Four RCTs (n=158) were included. Two studies were reported to be double-blinded (in an additional study the investigators were blinded). The method of randomisation was described by only one study, but this method was inadequate.
One study (n=30) treating AIDS patients for delirium found statistically significant improvements in the DRS score for haloperidol (p<0.001) and chlorpromazine (p<0.001), but not for lorazepam (p<0.63). Significant improvements were also found in the MMSE score for chlorpromazine (p<0.001), but not for haloperidol (p<0.09) or lorazepam (p<0.40). There were no significant changes in ESRS scores for any of the drugs used. All participants in the lorazepam group experienced treatment-limiting adverse events including oversedation, disinhibition, ataxia and confusion.

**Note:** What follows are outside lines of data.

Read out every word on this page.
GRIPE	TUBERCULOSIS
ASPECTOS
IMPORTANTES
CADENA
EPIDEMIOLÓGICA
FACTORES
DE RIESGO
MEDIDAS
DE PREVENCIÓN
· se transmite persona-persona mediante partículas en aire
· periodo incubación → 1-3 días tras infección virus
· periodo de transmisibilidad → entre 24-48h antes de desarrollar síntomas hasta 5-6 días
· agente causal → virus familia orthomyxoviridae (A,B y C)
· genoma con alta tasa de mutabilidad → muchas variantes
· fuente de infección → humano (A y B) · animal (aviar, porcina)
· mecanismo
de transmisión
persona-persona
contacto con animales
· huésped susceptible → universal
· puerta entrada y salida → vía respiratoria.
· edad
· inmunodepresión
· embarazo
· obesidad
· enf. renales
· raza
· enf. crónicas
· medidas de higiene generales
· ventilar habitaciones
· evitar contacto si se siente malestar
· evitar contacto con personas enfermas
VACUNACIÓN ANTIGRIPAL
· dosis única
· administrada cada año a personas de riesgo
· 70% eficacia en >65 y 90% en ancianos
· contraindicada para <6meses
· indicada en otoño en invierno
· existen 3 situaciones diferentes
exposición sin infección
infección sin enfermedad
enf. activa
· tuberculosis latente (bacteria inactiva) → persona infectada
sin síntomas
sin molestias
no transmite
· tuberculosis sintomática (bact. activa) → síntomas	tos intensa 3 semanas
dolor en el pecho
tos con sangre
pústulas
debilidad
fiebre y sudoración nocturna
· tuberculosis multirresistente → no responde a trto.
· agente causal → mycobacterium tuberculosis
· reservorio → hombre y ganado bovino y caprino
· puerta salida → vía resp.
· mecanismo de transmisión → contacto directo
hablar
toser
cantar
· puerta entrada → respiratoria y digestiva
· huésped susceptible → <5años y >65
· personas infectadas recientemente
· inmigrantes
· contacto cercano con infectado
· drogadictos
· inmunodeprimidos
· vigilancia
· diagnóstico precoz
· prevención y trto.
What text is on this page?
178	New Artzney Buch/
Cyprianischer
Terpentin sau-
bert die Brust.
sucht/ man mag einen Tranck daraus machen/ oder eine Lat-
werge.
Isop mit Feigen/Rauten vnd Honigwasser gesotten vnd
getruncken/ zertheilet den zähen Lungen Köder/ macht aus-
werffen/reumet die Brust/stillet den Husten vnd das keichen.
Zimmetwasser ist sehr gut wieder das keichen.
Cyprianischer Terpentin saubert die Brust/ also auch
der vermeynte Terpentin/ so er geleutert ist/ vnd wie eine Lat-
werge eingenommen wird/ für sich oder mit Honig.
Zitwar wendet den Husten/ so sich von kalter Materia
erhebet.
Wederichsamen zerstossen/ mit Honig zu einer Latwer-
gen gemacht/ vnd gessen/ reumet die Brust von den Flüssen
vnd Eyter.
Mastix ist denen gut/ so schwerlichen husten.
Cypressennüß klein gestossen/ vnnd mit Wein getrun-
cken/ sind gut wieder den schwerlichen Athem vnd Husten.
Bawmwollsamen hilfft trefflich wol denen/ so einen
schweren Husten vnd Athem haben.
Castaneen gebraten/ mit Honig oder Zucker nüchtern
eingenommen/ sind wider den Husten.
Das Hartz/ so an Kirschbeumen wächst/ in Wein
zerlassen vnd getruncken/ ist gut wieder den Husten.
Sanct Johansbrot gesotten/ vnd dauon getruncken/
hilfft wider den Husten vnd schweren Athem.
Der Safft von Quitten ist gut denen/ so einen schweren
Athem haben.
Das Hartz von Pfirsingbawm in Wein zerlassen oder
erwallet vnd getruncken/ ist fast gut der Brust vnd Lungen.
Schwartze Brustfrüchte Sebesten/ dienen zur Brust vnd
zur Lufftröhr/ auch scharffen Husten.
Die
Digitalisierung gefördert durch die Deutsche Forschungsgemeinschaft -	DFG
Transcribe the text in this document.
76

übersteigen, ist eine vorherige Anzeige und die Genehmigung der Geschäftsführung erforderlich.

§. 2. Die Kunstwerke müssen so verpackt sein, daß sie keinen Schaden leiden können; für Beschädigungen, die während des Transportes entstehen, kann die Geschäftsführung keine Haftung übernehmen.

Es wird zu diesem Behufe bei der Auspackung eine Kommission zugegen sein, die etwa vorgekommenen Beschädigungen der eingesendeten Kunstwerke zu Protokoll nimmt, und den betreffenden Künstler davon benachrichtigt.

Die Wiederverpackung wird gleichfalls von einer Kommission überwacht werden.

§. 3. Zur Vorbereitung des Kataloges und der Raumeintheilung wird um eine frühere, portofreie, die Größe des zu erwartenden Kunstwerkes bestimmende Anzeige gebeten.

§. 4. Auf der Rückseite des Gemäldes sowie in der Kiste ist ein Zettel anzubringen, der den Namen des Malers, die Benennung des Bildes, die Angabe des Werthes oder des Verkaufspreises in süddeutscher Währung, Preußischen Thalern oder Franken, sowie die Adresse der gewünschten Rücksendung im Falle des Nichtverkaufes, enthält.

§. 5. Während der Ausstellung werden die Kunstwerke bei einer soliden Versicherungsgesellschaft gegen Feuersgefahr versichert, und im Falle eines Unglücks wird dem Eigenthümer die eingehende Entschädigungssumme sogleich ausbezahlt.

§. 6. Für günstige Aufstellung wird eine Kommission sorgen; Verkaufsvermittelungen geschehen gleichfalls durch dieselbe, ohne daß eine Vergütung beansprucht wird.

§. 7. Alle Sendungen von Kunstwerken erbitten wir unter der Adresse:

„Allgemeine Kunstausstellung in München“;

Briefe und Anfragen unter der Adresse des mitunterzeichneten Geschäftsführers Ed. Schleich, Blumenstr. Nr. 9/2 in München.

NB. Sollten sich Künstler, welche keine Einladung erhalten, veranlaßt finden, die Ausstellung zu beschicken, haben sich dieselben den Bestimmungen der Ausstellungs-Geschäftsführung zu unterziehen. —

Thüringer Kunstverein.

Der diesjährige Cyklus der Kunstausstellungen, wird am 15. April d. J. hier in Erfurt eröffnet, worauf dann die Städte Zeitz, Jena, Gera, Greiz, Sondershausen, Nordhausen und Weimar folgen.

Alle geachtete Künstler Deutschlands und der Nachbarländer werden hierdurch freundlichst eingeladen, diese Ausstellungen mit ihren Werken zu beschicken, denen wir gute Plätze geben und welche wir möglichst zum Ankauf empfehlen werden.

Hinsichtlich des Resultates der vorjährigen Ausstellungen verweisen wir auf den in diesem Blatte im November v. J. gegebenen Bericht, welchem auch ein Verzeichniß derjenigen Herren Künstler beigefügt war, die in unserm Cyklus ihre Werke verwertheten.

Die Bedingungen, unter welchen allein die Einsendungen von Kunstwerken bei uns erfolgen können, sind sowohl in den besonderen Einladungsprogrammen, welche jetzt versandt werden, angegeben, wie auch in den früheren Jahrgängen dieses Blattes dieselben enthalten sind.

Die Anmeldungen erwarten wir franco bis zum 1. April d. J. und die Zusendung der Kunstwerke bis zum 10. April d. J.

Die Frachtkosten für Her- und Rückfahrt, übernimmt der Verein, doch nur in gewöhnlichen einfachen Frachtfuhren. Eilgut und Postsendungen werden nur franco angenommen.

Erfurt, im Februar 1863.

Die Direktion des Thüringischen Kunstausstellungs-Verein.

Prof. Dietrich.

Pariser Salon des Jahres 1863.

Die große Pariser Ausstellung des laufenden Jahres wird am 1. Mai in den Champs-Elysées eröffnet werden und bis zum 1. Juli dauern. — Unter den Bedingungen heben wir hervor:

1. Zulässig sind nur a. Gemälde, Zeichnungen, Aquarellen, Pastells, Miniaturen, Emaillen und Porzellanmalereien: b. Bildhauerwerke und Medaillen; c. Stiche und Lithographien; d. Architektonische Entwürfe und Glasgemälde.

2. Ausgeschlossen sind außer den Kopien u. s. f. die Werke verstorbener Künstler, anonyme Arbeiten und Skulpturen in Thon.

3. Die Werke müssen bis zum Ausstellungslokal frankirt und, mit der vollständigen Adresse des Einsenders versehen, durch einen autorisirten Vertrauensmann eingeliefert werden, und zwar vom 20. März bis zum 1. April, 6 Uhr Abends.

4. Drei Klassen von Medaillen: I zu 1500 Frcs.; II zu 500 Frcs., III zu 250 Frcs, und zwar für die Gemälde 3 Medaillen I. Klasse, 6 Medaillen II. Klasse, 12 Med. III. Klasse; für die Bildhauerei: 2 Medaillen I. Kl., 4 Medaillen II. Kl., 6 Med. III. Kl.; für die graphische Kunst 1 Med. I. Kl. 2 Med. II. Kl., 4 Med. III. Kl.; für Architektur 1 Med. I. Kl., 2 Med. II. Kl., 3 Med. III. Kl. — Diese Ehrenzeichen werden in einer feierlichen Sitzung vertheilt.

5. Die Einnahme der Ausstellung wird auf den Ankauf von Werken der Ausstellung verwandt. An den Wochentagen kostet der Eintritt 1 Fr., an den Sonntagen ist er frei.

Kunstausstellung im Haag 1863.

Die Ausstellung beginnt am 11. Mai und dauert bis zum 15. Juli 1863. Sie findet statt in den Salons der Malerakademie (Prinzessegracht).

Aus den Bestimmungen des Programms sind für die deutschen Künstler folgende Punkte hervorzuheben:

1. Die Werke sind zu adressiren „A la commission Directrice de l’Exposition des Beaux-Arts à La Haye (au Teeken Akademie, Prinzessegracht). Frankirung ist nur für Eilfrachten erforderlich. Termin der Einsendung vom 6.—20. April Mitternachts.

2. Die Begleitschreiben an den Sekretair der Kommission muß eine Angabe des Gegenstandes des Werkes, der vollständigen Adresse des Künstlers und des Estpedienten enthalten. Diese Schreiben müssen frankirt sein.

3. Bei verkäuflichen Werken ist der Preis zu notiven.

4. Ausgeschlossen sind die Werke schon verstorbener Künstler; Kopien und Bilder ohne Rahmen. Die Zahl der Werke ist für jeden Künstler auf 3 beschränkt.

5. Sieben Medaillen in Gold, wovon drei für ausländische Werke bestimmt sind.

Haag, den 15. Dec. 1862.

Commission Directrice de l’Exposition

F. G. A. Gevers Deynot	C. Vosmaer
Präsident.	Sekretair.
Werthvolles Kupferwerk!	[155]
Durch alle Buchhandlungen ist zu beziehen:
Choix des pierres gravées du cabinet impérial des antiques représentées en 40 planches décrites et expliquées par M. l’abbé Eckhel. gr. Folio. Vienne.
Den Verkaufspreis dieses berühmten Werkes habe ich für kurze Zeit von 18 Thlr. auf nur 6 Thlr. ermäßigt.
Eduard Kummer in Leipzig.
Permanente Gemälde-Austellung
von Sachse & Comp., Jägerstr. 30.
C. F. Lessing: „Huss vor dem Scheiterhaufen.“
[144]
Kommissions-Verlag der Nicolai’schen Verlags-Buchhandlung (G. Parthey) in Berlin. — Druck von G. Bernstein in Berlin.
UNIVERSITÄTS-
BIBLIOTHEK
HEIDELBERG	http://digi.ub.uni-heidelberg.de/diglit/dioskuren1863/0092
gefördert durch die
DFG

One study (n=24) comparing the effects of risperidone and haloperidol for the treatment of delirium in oncology, medical and intensive care unit patients found a significant improvement in the MDAS score in both groups (p<0.05), but showed no statistically significant differences between groups (p=0.51) for treatment effect. One patient developed mild symptoms of akathisia in the haloperidol group; no other adverse events were reported.
One study (n=73) comparing haloperidol and olanzapine for the treatment of delirium in intensive care unit patients found that DI scores improved for both groups (p=0.02), but there were no statistically significant differences between groups for treatment effect (p=0.83). Six participants in the haloperidol group rated low on symptom testing for extrapyramidal symptoms, compared with no extrapyramidal manifestation for the olanzapine group.
One study (n=31) evaluating the treatment of delirium in medical and surgical patients reported an improvement in the DRS-R-98 for treatment with amisulpride (p=0.000) and quetiapine (p=0.001). Again, there were no statistically significant differences between the two groups for treatment effect (p=0.842). One patient in each group developed oversedation.